LGS, OKS, SBS, TEOG…

Ne var ne yok?

Doğruyu aramak kadar, nerede yanlış yaptığımıza da bakmaz isek, işin çıkmış kazuratına tüy dikmek üzereyiz demektir.

Sayın Başbakan dedi ki: “"Müfredat, hayatın ihtiyaçlarına cevap veren, hayatta karşılığı olan bilgilerle yeniden oluşturuldu. Bu müfredat, uluslararası eğitim standartları esas alınarak yapıldı. Müfredat değişimi öğrencilerin temel insani değerler, sevgi, saygı, adalet gibi önemli kavramların öğrenilmesi, beşeri ve sosyal ihtiyaçların anlatılması esasına göre yapılandırıldı."

İyi…

İtiraz edilecek tarafı yok.

Da bir önceki müfredatı kim hazırlamıştı?

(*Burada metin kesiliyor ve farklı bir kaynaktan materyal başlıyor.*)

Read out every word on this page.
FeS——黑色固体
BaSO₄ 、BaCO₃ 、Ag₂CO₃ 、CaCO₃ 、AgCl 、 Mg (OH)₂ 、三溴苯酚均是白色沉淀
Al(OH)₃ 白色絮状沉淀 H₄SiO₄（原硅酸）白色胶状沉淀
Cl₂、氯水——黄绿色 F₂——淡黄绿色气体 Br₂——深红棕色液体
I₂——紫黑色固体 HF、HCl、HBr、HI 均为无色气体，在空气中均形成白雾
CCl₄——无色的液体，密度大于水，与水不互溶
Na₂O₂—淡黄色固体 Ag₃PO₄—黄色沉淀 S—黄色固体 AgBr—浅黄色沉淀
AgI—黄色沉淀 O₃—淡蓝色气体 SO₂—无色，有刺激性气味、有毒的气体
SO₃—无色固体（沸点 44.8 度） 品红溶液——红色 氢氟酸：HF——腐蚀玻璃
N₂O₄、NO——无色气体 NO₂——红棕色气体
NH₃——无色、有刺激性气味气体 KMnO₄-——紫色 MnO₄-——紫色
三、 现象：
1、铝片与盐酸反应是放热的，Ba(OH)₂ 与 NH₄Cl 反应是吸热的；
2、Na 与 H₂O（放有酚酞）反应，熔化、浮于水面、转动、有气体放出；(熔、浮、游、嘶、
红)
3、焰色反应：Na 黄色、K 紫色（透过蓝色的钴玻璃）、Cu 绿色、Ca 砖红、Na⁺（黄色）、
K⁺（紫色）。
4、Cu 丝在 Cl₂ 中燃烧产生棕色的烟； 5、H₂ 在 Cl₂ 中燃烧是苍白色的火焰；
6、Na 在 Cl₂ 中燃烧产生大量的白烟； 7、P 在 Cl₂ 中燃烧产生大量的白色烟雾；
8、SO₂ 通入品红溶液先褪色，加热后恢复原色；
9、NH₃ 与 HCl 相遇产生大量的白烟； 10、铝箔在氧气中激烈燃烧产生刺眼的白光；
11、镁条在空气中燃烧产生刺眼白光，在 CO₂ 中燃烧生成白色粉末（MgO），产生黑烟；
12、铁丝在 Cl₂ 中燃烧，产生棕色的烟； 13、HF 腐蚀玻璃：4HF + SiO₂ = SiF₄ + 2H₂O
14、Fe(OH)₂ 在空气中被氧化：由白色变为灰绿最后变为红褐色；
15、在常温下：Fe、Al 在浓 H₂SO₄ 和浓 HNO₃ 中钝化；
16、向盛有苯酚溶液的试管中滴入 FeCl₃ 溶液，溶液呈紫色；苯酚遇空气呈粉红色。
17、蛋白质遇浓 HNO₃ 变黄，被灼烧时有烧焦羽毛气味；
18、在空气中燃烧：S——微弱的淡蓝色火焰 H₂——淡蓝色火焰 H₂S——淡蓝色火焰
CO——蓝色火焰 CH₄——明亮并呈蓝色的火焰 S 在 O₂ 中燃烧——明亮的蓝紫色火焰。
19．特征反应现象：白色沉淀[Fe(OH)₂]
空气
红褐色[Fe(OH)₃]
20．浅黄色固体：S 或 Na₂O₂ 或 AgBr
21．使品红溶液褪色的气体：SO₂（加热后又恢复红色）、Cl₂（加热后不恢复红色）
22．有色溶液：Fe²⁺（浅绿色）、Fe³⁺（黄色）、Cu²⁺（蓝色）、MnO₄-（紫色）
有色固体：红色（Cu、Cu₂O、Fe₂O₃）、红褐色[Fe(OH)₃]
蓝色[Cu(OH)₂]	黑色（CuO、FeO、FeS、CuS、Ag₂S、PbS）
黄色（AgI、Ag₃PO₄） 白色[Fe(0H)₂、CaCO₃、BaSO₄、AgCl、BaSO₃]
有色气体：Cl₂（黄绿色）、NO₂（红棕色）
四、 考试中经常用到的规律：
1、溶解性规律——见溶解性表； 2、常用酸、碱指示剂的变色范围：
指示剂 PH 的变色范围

Geçin müfredatı, gençlerin ne olmak istediğine veya ailelerin çocuklarını hangi mesleklere hangi sebeplerden yönelttiklerine bakıyor musunuz?

Eğri oturup doğru konuşalım; başarının karşılığı para kazanmak olarak toplumun hafızasına virüs gibi yerleşmiş.

Çok kazanan, çok başarılı…

Ve çok kazanmanın en önemli iş kollarından birisi de “eğitim” haline gelmiş.

Kolejler ticarethane…

Hastaneler ticarethane…

Daha kötüsü, ahlakımızı imar edecek hiçbir meslek muteber değil.

Ne öğretmenlik, ne imamlık, ne savcılık, ne polislik vs…

Müteahhitliğin yanında hepsinin boynu bükük.

Yani medeniyet tarifi olan "ta'mîr-i bilâd ve terfîh-i ibâd" hükmünün ilk kısmını gerçekleştirince ikinci kısmının da kendiliğinden ortaya çıkacağını düşünürseniz…

Müfredatı değiştirmeye devam ederiz.

(Ta'mîr-i bilâd ve terfîh-i ibâd; beldeleri, memleketleri imar etmek ve bütün insanları, ruh, düşünce ve beden bakımlarından rahat yaşatmak!)

“Eton”a mukabil “marka” olmuş kaç okulumuz var?

İçinde “alim” olmayan lüks binalar/ yerleşkeler(!) kapısına “üniversite” tabelası asmakla ilim- irfan yuvası haline gelebiliyor mu?

Tamam, çocukların yarış atı gibi aileleriyle birlikte telef edilmesine gerçekten son vermek lazım.

Fakat ülkemizin hangi sahalarda hangi mesleklerde yetişmiş insana ihtiyacının olduğunu biliyor muyuz?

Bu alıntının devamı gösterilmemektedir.